Похоже, именно с этого этапа включился в прерванную традицию Мел Гибсон. «Страсти Христовы» целиком сняты в Италии, в основном — на знаменитой «Чинечитта», главной местной кинофабрике, с малоизвестными итальянскими актерами, успешно изображающими евреев и римлян (лишь в главной роли — американец Джеймс Кэвизел, тоже, мягко говоря, не звезда). Все приметы жанра у Гибсона налицо: шикарные и вполне натуральные декорации — куда там стопроцентно фальшивому «Гладиатору» с нарисованным на компьютере Древним Римом; тщательно воспроизведенные детали эпохи — от одежды до орудий пыток; полное отсутствие психологии, когда актеры изображают абстрактные эмоции: Иисус — Страдание, Мария — Сострадание, Пилат — Сомнение, прочие — в основном нечеловеческий Садизм. Гибсон пытается максимально оживить вечную историю — не только новейшими кинематографическими средствами, но и наработанными традициями пеплума; на деле же получается интересный, достоверный и вполне шокирующий рассказ об античной пенитенциарной системе. Кстати, подзаголовок классического «Бен Гура» — «История Христа»; первые христиане там и впрямь присутствуют, но скорее в качестве дополнительной виньетки для шикарной сцены гонок на колесницах и прочего исторического антуража. Схожую роль выполняет на самом деле и Иисус у Гибсона — что бы там ни замышлял на самом деле режиссер.

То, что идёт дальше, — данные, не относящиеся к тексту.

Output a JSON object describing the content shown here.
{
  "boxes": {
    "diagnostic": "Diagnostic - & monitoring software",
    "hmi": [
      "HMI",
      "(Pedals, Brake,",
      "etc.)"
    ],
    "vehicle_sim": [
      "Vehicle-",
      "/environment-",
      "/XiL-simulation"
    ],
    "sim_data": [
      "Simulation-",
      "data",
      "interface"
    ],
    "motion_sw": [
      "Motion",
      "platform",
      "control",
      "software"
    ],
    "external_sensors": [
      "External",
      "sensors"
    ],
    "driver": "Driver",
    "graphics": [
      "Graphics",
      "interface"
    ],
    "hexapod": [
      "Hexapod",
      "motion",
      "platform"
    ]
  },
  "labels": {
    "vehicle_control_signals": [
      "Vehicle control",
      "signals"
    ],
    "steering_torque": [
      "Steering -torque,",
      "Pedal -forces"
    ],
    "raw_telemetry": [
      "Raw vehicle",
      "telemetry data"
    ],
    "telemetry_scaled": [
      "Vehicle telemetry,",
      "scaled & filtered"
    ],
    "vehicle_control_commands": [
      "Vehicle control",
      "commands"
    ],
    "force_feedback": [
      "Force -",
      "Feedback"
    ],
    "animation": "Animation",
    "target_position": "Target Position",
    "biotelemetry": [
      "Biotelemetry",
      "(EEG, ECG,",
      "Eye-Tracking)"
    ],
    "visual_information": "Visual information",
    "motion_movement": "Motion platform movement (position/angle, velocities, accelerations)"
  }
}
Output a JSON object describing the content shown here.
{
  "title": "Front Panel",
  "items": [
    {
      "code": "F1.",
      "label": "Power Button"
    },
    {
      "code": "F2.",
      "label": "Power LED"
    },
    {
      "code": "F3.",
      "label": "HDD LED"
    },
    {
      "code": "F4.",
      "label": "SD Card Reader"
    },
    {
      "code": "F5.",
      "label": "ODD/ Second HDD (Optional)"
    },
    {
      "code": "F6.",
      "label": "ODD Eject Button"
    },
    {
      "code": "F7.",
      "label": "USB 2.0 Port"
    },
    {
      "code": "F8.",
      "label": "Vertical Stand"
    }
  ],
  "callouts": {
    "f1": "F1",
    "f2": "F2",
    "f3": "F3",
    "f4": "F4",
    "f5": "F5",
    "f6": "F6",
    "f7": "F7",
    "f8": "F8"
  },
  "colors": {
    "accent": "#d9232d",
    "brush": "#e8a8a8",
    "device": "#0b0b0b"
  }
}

«Страсти Христовы», несмотря на место съемок (какой-нибудь «Блэйд-2», в конце концов, снимался в Праге), — самый что ни на есть голливудский фильм: об этом говорит не только имя режиссера, но и невероятный успех у американской аудитории. И самое, пожалуй, радикальное свидетельство редкой выживаемости Голливуда: применяя в высшей степени неожиданные средства и приемы, пуская в ход Евангелие и арт-хаус, здесь умудряются воскресить давно, казалось бы, забытый жанр — и подать его в наилучшем, сверхсовременном обличье.